The next app I made was a DRM-free comic book reader called iComics. The idea of this app is, you have all those comic book apps that are walled gardens (Marvel and DC) where you have to buy and read their comics inside the app, but there are other comic distributors on the Internet (e.g., Humble Bundle, drivethrucomics.com) where they give you the comic, but there’s no complementary app you can use to read it on your iOS devices. In this app any comic can be added and read.

I used Core Data for this originally. I needed some data persistence solution, because much of the time a comic book is a ZIP file with JPEGs, and transforming that into a usable medium requires pre-processing. Most importantly, pages are not organized in a ZIP file: you have to manually go through and generate the list (Page1.jpeg, Page2.jpeg, etc.) and that needs to be stored somewhere.

Core Data was touted as being like SQLite but requiring less effort. It gives you managed objects so you don’t have to do any manual copying between SQLite and your objects. Schema migrations are done for free, and you don’t have to know SQLite. You can do native NSPredicate fetches to get a good experience with less effort. And, of course, it’s a native framework supported by Apple and proven to be bulletproof.
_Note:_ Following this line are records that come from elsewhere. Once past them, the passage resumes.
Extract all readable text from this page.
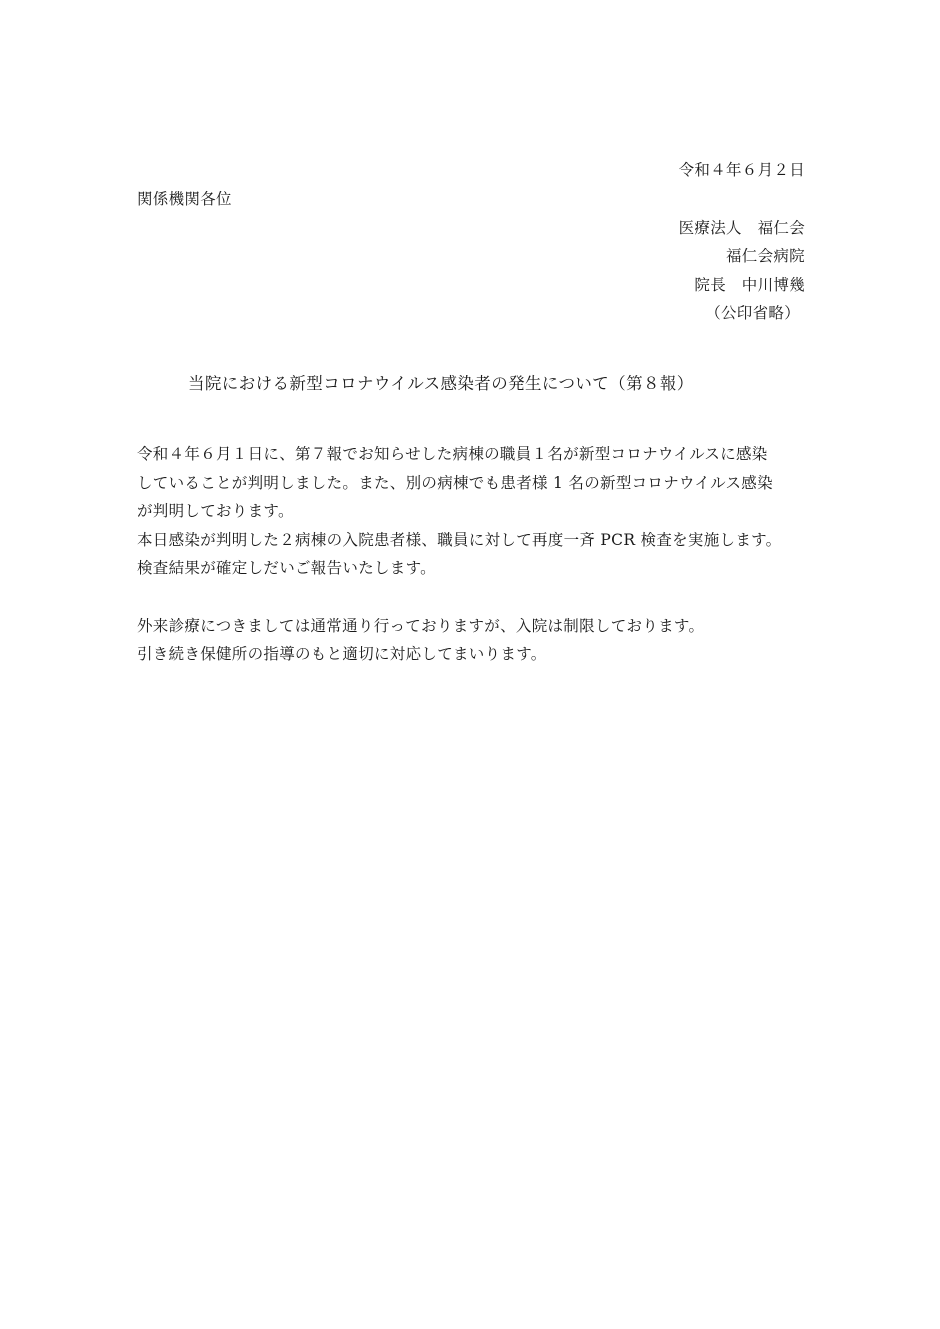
令和４年６月２日
関係機関各位
医療法人　福仁会
福仁会病院
院長　中川博幾
（公印省略）
当院における新型コロナウイルス感染者の発生について（第８報）
令和４年６月１日に、第７報でお知らせした病棟の職員１名が新型コロナウイルスに感染
していることが判明しました。また、別の病棟でも患者様 1 名の新型コロナウイルス感染
が判明しております。
本日感染が判明した２病棟の入院患者様、職員に対して再度一斉 PCR 検査を実施します。
検査結果が確定しだいご報告いたします。
外来診療につきましては通常通り行っておりますが、入院は制限しております。
引き続き保健所の指導のもと適切に対応してまいります。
My experience was a year of pain and suffering. It was not fun, it was not a good experience, Core Data is pain. It was a lot of effort to learn. You have to know NSPersistentStoreCoordinator and NSManagedObjectContext and NSManagedObject. You have to know what an xcdatamodel is before you can write any code. Then you get to write code to make all those elements work together. Much effort before you can even start saving stuff to disk. If anything goes wrong, because it’s an Apple framework, you might get a cryptic error but you have no idea what is going on.

You’re not getting any benefits because it’s built on SQLite. You still have the memory copy issues; you still have to worry about 14 things into memory and out again, and making sure that you’re not going to overrun your available memory. Moreover, if the automatic schema migration of Core Data does not work, it half blows away your database–you have a half working database, and that makes the app perform in ways I never thought it would be able to.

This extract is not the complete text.